Recently we were involved in a case involving access to metadata under the public records law. Metadata is sort of data about data in electronic records. The court of appeals had held that metadata was not subject to release under the public records law. We filed an amicus brief in the case. The case was actually an employment dispute between a police officer and the city of Phoenix. There were no media involved in it at all. But what often happens in the law is that important questions in the law in one area get determined in cases that really have nothing to do with that area in some ways. So we got the Supreme Court to reverse and wrote the first decision in the country regarding access to metadata. That metadata is subject to the public records law and more importantly, what the court held was that the public record is the record kept in its native format. So if it’s kept in a word document or an excel sheet, that’s the public record. The body doesn’t get to sort of print out the record and give it to you — they have to give it to you in its native format. And if that format is electronic, they have to give it to you in an electronic format, if the electronic records contain metadata they have to give that to you as part of the record. So that’s a pretty important decision regarding access to electronic records. That was a couple years ago.

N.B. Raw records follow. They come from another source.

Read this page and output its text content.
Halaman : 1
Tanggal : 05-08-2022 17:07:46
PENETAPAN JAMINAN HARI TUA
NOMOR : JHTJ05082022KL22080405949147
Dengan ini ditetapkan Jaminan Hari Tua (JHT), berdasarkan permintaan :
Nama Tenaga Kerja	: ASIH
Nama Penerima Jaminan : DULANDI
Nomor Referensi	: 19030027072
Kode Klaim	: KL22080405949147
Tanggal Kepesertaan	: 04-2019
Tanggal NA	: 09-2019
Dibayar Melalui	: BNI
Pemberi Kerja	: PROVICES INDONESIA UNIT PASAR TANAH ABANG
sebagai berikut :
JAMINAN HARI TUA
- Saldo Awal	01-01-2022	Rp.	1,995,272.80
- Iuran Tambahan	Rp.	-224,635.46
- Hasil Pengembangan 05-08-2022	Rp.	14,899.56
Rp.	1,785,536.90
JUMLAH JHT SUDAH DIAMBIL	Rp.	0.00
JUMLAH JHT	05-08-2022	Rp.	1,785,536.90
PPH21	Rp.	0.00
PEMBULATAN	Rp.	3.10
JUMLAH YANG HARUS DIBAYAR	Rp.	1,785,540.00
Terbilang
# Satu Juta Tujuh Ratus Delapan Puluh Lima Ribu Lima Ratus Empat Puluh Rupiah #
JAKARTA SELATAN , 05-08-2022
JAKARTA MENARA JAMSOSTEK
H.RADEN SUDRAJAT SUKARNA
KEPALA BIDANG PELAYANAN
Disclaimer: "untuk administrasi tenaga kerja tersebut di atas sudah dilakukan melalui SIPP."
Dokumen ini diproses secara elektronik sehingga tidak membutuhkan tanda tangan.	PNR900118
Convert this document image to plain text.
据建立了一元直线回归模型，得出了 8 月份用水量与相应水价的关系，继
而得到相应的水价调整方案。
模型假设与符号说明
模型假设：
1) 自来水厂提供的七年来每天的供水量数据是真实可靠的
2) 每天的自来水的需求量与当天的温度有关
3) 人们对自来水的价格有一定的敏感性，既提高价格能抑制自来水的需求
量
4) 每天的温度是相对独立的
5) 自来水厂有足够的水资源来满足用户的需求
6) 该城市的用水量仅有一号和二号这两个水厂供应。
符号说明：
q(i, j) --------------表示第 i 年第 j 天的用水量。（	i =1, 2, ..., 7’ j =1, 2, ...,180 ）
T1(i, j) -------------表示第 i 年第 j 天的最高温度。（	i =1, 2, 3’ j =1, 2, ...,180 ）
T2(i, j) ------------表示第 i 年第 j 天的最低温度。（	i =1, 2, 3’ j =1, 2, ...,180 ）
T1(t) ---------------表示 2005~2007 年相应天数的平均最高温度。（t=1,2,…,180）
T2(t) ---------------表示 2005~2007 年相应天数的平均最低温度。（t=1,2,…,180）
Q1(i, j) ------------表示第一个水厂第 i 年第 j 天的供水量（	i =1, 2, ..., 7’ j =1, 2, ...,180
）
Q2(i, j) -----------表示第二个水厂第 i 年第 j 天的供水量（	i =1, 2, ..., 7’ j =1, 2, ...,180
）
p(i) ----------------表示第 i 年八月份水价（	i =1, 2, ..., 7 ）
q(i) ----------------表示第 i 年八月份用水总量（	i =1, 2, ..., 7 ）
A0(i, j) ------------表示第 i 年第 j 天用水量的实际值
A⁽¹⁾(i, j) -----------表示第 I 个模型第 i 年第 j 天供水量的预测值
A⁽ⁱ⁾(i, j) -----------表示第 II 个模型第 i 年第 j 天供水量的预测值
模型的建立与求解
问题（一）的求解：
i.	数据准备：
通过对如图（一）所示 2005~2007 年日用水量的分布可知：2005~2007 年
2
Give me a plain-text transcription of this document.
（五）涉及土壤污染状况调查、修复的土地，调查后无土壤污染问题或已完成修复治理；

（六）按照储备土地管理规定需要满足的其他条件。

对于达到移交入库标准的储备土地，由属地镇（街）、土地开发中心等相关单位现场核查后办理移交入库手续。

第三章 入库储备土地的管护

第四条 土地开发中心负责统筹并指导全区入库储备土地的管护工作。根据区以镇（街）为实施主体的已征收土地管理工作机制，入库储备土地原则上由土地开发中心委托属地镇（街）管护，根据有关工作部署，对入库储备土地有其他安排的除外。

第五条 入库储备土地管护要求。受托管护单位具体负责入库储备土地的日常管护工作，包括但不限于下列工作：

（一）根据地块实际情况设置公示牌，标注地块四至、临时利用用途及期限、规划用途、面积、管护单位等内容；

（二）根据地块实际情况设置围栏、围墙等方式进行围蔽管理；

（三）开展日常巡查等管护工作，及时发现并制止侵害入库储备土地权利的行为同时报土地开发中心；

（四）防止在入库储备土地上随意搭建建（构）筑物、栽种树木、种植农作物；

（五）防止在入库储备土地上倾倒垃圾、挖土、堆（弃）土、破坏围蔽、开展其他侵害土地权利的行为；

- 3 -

How does Arizona rate in terms of openness and access?

You know, I don’t sit down and compare it to other states. I’ll leave that to people… I’ll see various people over time give these sort of reports like, Sunshine reports, like whether a state is sunny, or there are clouds… I think those things are sort of silly and people who come up with them are making very superficial analyses. The truth is that when you look state by state, some states are more open in access to police reports, Arizona is more open in access to employee records of public employees — there’s no exemption for personnel records in Arizona law where there may be in other states. Other states may be more open to access to birth certificates or death certificates, where in Arizona those are exempt from the public records law, strangely.

There are all sorts of records and you have to look as a sort of case by case analysis. But I think compared to a lot of other states, Arizona compares pretty favorably. I think the Arizona public records law is far more effective than the federal freedom of information act. The federal freedom of information act has pretty much ceased to be a tool for daily journalism. It’s helpful in doing books, it’s helpful in doing long-term projects, but it’s useless for daily journalism. The Arizona public records law doesn’t have the time schedule set out by the FOIA that instead of responding to your request in 20 days, the Arizona public records law says that you have to respond promptly to a public records request and … that could mean a day if the document is one page, it could mean a week or two if the document is longer and they have to go through and excise information, but it’s a case-by-case determination.